You operate two artist-run spaces, Suburban in Chicago and the Poor Farm in Wisconsin, where you are able to work outside of institutional restraints or bureaucratic protocols. Why do you feel it is so important to leave the traditional institutional context?

After working within the hierarchy of the official institution, I am more resolved than ever to leave institutions to the professionals. They are slow and unmooring, great for art but not for artists. 

What has it been like working with an institution as prominent and influential as the Whitney? What were the challenges? 

Although I was asked hard questions about my curatorial choices, the museum gave me unfettered freedom to organize the show that I wanted. Of course, institutional resources are not unlimited. But isn't that always the challenge?

It’s notable that the Whitney Biennial takes place in New York, which for much of the postwar era was the center of the contemporary art discourse. In recent years that has changed, with new nodes of art-making emerging around the country and the world, and now biennials proliferate around the globe. In Arkansas, Alice Walton is planning to create a middle-American version of the Whitney Biennial. How important does the New York art scene remain to the larger art world as a generative force?

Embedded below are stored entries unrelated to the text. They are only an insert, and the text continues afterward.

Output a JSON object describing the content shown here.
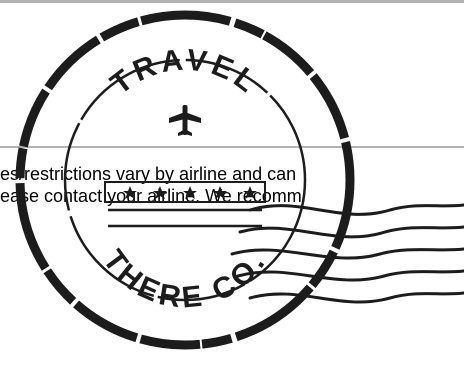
{
  "notice": {
    "line1": "es/restrictions vary by airline and can",
    "line2": "ease contact your airline. We recomm"
  },
  "stamp": {
    "top_text": "TRAVEL",
    "bottom_text": "THERE CO.",
    "icon": "airplane-icon",
    "color": "#1c1c1c"
  }
}
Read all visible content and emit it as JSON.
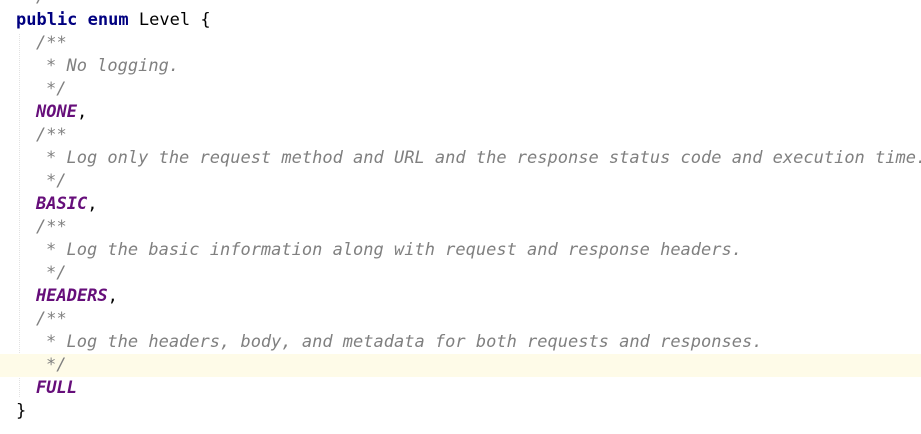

I apologize for this terrible analogy, but I have been reading about Archaic Greek pottery, so have been thinking about shipping ports and trade. Anyway, New York is not unlike a port city in Ancient times. It is the center of distribution, display, and consumption. However New York’s current relationship to exuberant amounts of money has dulled and lulled a good deal of what is presented in the commercial branches of the art world. But the good news is that we all know this and that the bright ones are working within this condition to gain interesting cultural momentum. Best of all, New York has the peerless Met, especially if one is so moved by Archaic artifacts.

How do you view the Whitney Biennial as an institution, and how relevant does it continue to be in terms of providing a snapshot of new currents in contemporary art?

Let’s just say that I hold on to the hope that someday I too will be included in the Whitney Biennial.